Goal #1: Develop an approach to evaluating the poisoned patient: We actually started with this. I will not forget the adage – stabilize always as needed, GI decontaminate if possible, antidote if available, dialyze if necessary. I also will not forget the typical tox panel to order in case of suspected ingestion: CBC, lytes, LFTs, glucose, lactate, serum acetaminophen, salicylates, and serum osmolality.
Goal #2: Become confident in providing triage, and if applicable, recommendations for ingestion a variety of toxins: It was helpful to become familiar with the various toxidromes that may accompany an acute ingestion of a toxic substance. From this and plus a well-taken history, it is possible to determine whether a patient may not be in immediate danger yet require observation (say, acute ingestion of quetiapine 2000 mg), or a patient who may suddenly seize, undergo cardiopulmonary collapse, and require aggressive medical intervention (say, ingestion of bupropion 6000 mg with suicidal intent). This rotation was also a good primer to think about acute stabilization and supportive care for critically ill patients in any care area, from ED to ICU to a general medicine ward.
This session for me was an excellent reminder of what was covered during undergrad, with additional information on management of A-fib in the emergency department – it also was great to review my V-W antiarrhythmic classes. Actually, it made me think of my Toxicology rotation. Certain classes of antiarrhythmics influence certain ion channels in myocytes, which may affect the ECG. I thought back to certain toxicities – sodium channel = prolonged QRS complex, which potassium channel = prolonged QTc interval.
What I found really valuable from this presentation were actually the series of flashcard-like slides, which were a good reminder of the ADRs associated with each of the medications used for rhythm control (flecainide, amiodarone, dronedarone, sotalol). I hope to apply what I learned during this ADS to my upcoming Emergency rotation.

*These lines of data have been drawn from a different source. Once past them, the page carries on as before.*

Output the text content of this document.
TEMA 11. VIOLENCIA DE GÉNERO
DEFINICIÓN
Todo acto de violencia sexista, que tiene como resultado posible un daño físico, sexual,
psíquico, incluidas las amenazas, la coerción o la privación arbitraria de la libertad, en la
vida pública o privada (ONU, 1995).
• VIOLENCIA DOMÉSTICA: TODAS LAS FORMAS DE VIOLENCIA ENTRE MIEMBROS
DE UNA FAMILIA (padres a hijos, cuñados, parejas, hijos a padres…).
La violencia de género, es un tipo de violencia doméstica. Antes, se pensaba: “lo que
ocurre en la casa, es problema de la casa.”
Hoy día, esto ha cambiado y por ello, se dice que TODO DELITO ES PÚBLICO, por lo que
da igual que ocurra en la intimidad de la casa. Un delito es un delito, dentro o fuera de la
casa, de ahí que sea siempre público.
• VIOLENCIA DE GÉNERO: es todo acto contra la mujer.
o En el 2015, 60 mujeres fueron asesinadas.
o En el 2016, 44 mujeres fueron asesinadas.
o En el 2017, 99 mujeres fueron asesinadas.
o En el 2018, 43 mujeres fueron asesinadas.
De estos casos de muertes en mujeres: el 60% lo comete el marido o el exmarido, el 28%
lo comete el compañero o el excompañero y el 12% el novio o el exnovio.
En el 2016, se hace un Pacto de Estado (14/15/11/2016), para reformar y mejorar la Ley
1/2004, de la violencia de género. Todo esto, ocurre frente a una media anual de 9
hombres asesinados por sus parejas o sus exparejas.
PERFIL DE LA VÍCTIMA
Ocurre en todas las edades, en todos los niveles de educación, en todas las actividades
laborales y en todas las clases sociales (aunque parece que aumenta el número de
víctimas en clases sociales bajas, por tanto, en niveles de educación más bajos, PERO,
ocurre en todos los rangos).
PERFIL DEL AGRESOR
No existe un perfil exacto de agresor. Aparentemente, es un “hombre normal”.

Before attending this session…full disclosure, I had no clue how to manage a patient with hemorrhagic stroke, be it SAH or ICH. I did not have a patient with either of those during my General Medicine rotation (although I did have a patient with a chronic subdural hematoma…completely different). Overall, here are the take home messages that I got:
– SAH (subarachnoid hemorrhages) carry a much higher rate of mortality and are seen more often in younger patients. Beware of the patient who presents to Emerg with a “thunderclap” headache, most often described as “worst of their life”. Nimodipine and pravastatin are used to manage this (although if pt is already on mod-high intensity statin, don’t be the pharmacist who recommends switching to prava…)
– ICH (intracranial hemorrhages) are best managed by controlling the BP, holding all antiplatelets/anticoagulants (reverse PRN), treat seizures, and possibly surgery.
This session was also a good reminder of the acute management of ischemic stroke and options for antiplatelet therapy for secondary prevention, with a good overview of the landmark trials. I especially found a few slides as quite helpful in summarizing large amounts of information – I intend on using those in my future rotations and possibly in practice.